6. A tarefa agendada#
Um sítio PHP só corre no momento de um pedido. O que a edição Node faz na sua varredura de hora a hora — oito operações — faz-se aqui a partir do cron do alojamento:
* * * * * /usr/bin/php /var/www/toutadmin/tools/cron.php >> /var/log/toutadmin-cron.log 2>&1
| O que a tarefa faz | Com que ritmo |
|---|---|
| Fecha as contas cujo contrato chegou ao fim | em cada passagem |
| Emite as faturas das subscrições vencidas | em cada passagem, sem nunca faturar duas vezes |
| Transforma os prazos em notificações | em cada passagem, sem duplicados |
| Limpa as notificações lidas e o registo de auditoria | conforme a conservação escolhida |
| Recolhe a caixa de correio contabilística (IMAP) | se a recolha estiver configurada |
| Esvazia a fila dos webhooks, com as suas repetições | em cada passagem |
| Cria a cópia automática e externaliza-a | quando o intervalo decorreu |
Chamar o guião mais vezes do que o intervalo configurado não faz cópias mais vezes: nada
arranca antes do prazo. Num alojamento que limita o cron a uma passagem de quinze em quinze
minutos, substitua * * * * * por */15 * * * * — os webhooks partem
simplesmente com esse atraso.
Alguns alojamentos de gama baixa não o oferecem. Uma chamada HTTP de um serviço terceiro
(um vigilante de disponibilidade e afins) não chega: o cron.php recusa-se a
ser executado fora da linha de comandos, precisamente para que um endereço público não
possa desencadear uma cópia de segurança. Nesse caso, a cópia lança-se à mão no ecrã
Cópias de segurança.
7. O assistente#
Abra o seu domínio. Enquanto não existir conta nenhuma, todo o endereço reencaminha para
/installation. O assistente cabe numa página:
- Os pré-requisitos, verificados e mostrados — o que bloqueia está marcado como tal.

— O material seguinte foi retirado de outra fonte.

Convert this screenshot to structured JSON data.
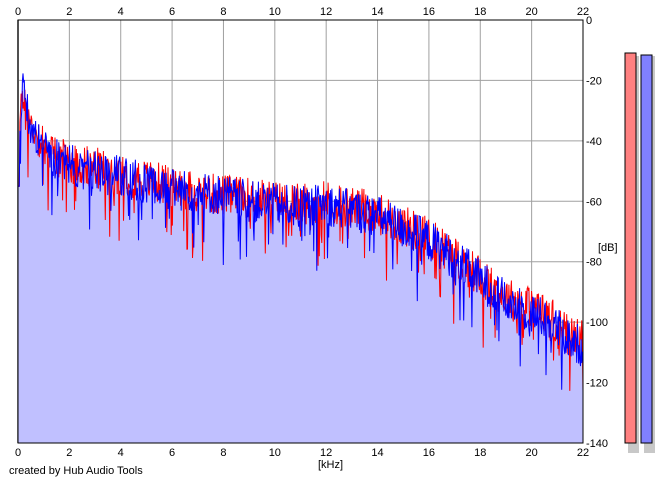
{
  "chart_data": {
    "type": "area",
    "title": "",
    "xlabel": "[kHz]",
    "ylabel": "[dB]",
    "xlim": [
      0,
      22
    ],
    "ylim": [
      -140,
      0
    ],
    "x_ticks": [
      0,
      2,
      4,
      6,
      8,
      10,
      12,
      14,
      16,
      18,
      20,
      22
    ],
    "y_ticks": [
      0,
      -20,
      -40,
      -60,
      -80,
      -100,
      -120,
      -140
    ],
    "y_tick_labels": [
      "0",
      "-20",
      "-40",
      "-60",
      "-80",
      "-100",
      "-120",
      "-140"
    ],
    "grid": true,
    "series": [
      {
        "color": "#ff0000",
        "x": [
          0,
          0.15,
          0.3,
          0.5,
          0.75,
          1,
          1.5,
          2,
          2.5,
          3,
          3.5,
          4,
          5,
          6,
          7,
          8,
          9,
          10,
          11,
          12,
          13,
          14,
          15,
          16,
          17,
          18,
          19,
          20,
          20.5,
          21,
          21.5,
          22
        ],
        "y": [
          -55,
          -22,
          -30,
          -35,
          -38,
          -42,
          -45,
          -47,
          -48,
          -49,
          -50,
          -51,
          -53,
          -55,
          -57,
          -58,
          -59,
          -60,
          -61,
          -60,
          -62,
          -64,
          -68,
          -72,
          -78,
          -85,
          -92,
          -95,
          -97,
          -100,
          -104,
          -106
        ]
      },
      {
        "color": "#0000ff",
        "x": [
          0,
          0.15,
          0.3,
          0.5,
          0.75,
          1,
          1.5,
          2,
          2.5,
          3,
          3.5,
          4,
          5,
          6,
          7,
          8,
          9,
          10,
          11,
          12,
          13,
          14,
          15,
          16,
          17,
          18,
          19,
          20,
          20.5,
          21,
          21.5,
          22
        ],
        "y": [
          -55,
          -20,
          -28,
          -36,
          -39,
          -43,
          -46,
          -48,
          -49,
          -50,
          -51,
          -52,
          -54,
          -56,
          -57,
          -58,
          -60,
          -61,
          -62,
          -61,
          -63,
          -65,
          -69,
          -73,
          -79,
          -86,
          -93,
          -97,
          -99,
          -102,
          -106,
          -108
        ]
      }
    ],
    "fill_color": "#c0c0ff",
    "meters": [
      {
        "color": "#ff8080",
        "level": 0.0
      },
      {
        "color": "#8080ff",
        "level": 0.0
      }
    ]
  },
  "footer": {
    "credit": "created by Hub Audio Tools"
  }
}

- O símbolo de instalação, se estiver configurado.
- A empresa: o nome mostrado em toda a parte, e o número de dias de férias anuais atribuído a cada novo trabalhador não independente.
- O idioma predefinido da instância, entre os 16.
- A conta de administração: endereço e palavra-passe de pelo menos doze caracteres.
Tudo é escrito numa só transação. Logo que exista uma conta,
/installation reencaminha para a página de acesso: o assistente fechou-se
sozinho, não há ficheiro nenhum para apagar à mão.
8. Verificar que tudo funciona#
# os testes, na máquina (não escrevem na sua base)
php tests/run.php
# as traduções: nenhum ecrã usa uma chave ausente dos dicionários
php tools/check-keys.php
Depois, na interface: crie um membro, entre com ele, deposite um anexo, lance uma cópia manual e verifique-a no ecrã Cópias de segurança. Estes quatro gestos tocam na base, nos ficheiros, nas permissões e no arquivo — ou seja, em tudo o que o alojamento tem de saber fazer.
9. Atualizar#
# 1. uma cópia de segurança primeiro, sempre
php tools/cron.php # ou o ecrã Cópias de segurança
# 2. substituir o código, não os dados
# app/ public/ tools/ tests/ VERSION ← substituídos
# data/ config.php ← conservados tal como estão
# 3. a base atualiza-se sozinha no primeiro pedido
O esquema evolui por migrações idempotentes: repetir a atualização não parte nada. Uma instância da edição Node e uma da edição PHP partilham o mesmo esquema — 142 tabelas, 1311 colunas — e as mesmas palavras-passe: uma base passa de uma à outra sem conversão.
10. Fazer cópias a sério#
O arquivo tar.gz leva a base (copiada por VACUUM INTO, logo
coerente mesmo durante uma escrita) e as cinco pastas de ficheiros: fotografias de perfil,
currículos recebidos, cofre, livro de assinaturas, documentos recebidos. Cada ficheiro leva
ali o seu resumo SHA-256, verificado na reposição.
Um arquivo que fica no servidor que protege não protege nada: configure um destino remoto (FTPS ou Google Drive) no ecrã Cópias de segurança. O pormenor está na página Cópias de segurança e reposição.
Experimentar primeiro localmente#
cp config.sample.php config.php
php -S localhost:8000 -t public public/index.php
O servidor integrado do PHP chega para descobrir o produto. Não serve para produção: um único processo, sem TLS, sem limite de carga.